Aujourd'hui, ses progrès lui ont permis de sortir des différentes listes établies par cette organisation. Les Philippines ont également passé avec succès la première phase de la revue par les pairs du Forum mondial, ce qui signifie qu'elles disposent d'un cadre juridique suffisant pour échanger des informations.

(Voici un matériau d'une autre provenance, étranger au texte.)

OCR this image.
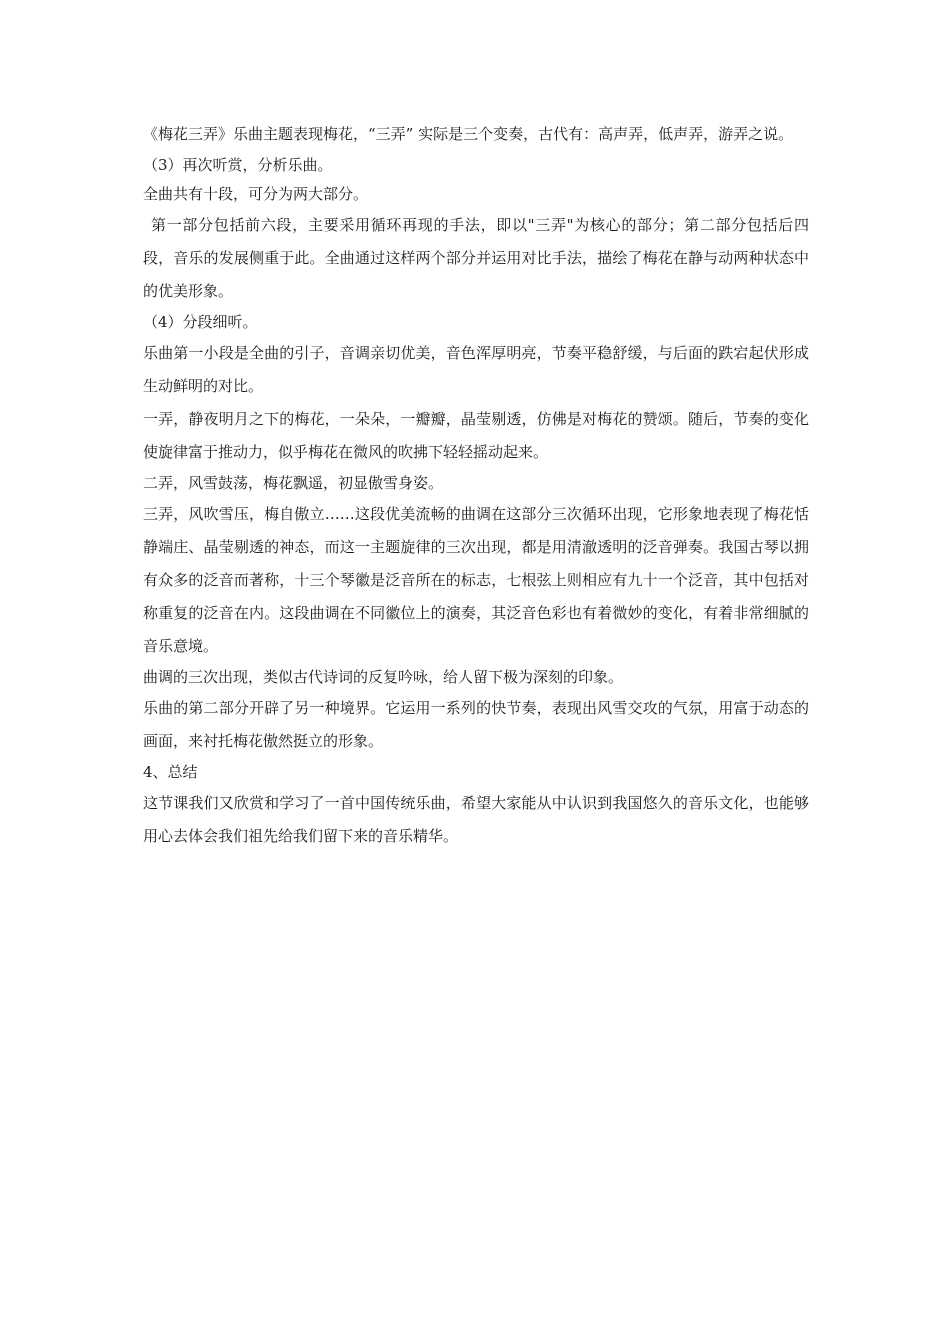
《梅花三弄》乐曲主题表现梅花，“三弄” 实际是三个变奏，古代有：高声弄，低声弄，游弄之说。

（3）再次听赏，分析乐曲。

全曲共有十段，可分为两大部分。

第一部分包括前六段，主要采用循环再现的手法，即以"三弄"为核心的部分；第二部分包括后四段，音乐的发展侧重于此。全曲通过这样两个部分并运用对比手法，描绘了梅花在静与动两种状态中的优美形象。

（4）分段细听。

乐曲第一小段是全曲的引子，音调亲切优美，音色浑厚明亮，节奏平稳舒缓，与后面的跌宕起伏形成生动鲜明的对比。

一弄，静夜明月之下的梅花，一朵朵，一瓣瓣，晶莹剔透，仿佛是对梅花的赞颂。随后，节奏的变化使旋律富于推动力，似乎梅花在微风的吹拂下轻轻摇动起来。

二弄，风雪鼓荡，梅花飘遥，初显傲雪身姿。

三弄，风吹雪压，梅自傲立……这段优美流畅的曲调在这部分三次循环出现，它形象地表现了梅花恬静端庄、晶莹剔透的神态，而这一主题旋律的三次出现，都是用清澈透明的泛音弹奏。我国古琴以拥有众多的泛音而著称，十三个琴徽是泛音所在的标志，七根弦上则相应有九十一个泛音，其中包括对称重复的泛音在内。这段曲调在不同徽位上的演奏，其泛音色彩也有着微妙的变化，有着非常细腻的音乐意境。

曲调的三次出现，类似古代诗词的反复吟咏，给人留下极为深刻的印象。

乐曲的第二部分开辟了另一种境界。它运用一系列的快节奏，表现出风雪交攻的气氛，用富于动态的画面，来衬托梅花傲然挺立的形象。

4、总结

这节课我们又欣赏和学习了一首中国传统乐曲，希望大家能从中认识到我国悠久的音乐文化，也能够用心去体会我们祖先给我们留下来的音乐精华。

Cependant, des obstacles juridiques à l'échange de renseignements subsistent, et c'est seulement à l'issue de la seconde phase de cet examen par les pairs, qui devrait débuter en 2013, que l'effectivité de la coopération et la capacité du pays à se conformer à ses engagements en matière de transparence seront vérifiées.

L'avenant à la convention fiscale avec les Philippines sur lequel nous sommes amenés aujourd'hui à nous prononcer est conforme aux standards les plus récents de l'OCDE. Il devrait donc constituer une avancée importante en matière de lutte contre la fraude et l'évasion fiscales, comme l'affirme l'étude d'impact.

Je note que le Gouvernement français, lors de la négociation de cet avenant, avait pris des précautions supplémentaires, en complétant l'article relatif à l'échange d'informations par une clause prévoyant que chaque État contractant doit prendre les mesures nécessaires afin de garantir la disponibilité des renseignements et la capacité de son administration fiscale à accéder à ceux-ci et à les transmettre.

Il faudra cependant rester très vigilants sur l'application effective d'un tel accord et réintégrer immédiatement les Philippines sur la liste française des États et territoires non coopératifs en cas de non-respect des clauses de cet avenant.

Soyons d'autant plus vigilants que, comme l'a très bien rappelé notre collègue Michèle André dans son rapport, « le contexte géopolitique constitue un facteur déterminant dans la mise en œuvre effective de la coopération fiscale ». Or, vous avez également précisé, madame la rapporteure, que le « contexte politico-social » des Philippines « semble, à bien des égards, complexe et fragile ». C'est bien le moins que l'on puisse dire, malgré des avancées récentes en matière de lutte anticorruption et la signature, le 7 octobre dernier, d'un accord de paix entre le Gouvernement philippin et les rebelles sécessionnistes musulmans de la région de Mindanao, mettant fin à plus de quarante ans de conflit.

Madame la ministre, mes chers collègues, malgré les réserves que je viens d'exprimer, le RDSE, convaincu de la vigilance du Gouvernement quant au respect des obligations conventionnelles et à l'effectivité de l'échange de renseignements fiscaux, approuvera la ratification de cet avenant à la convention avec la République des Philippines, qui constitue un pas de plus dans la lutte contre l'évasion et la fraude fiscales, lutte que nous soutenons.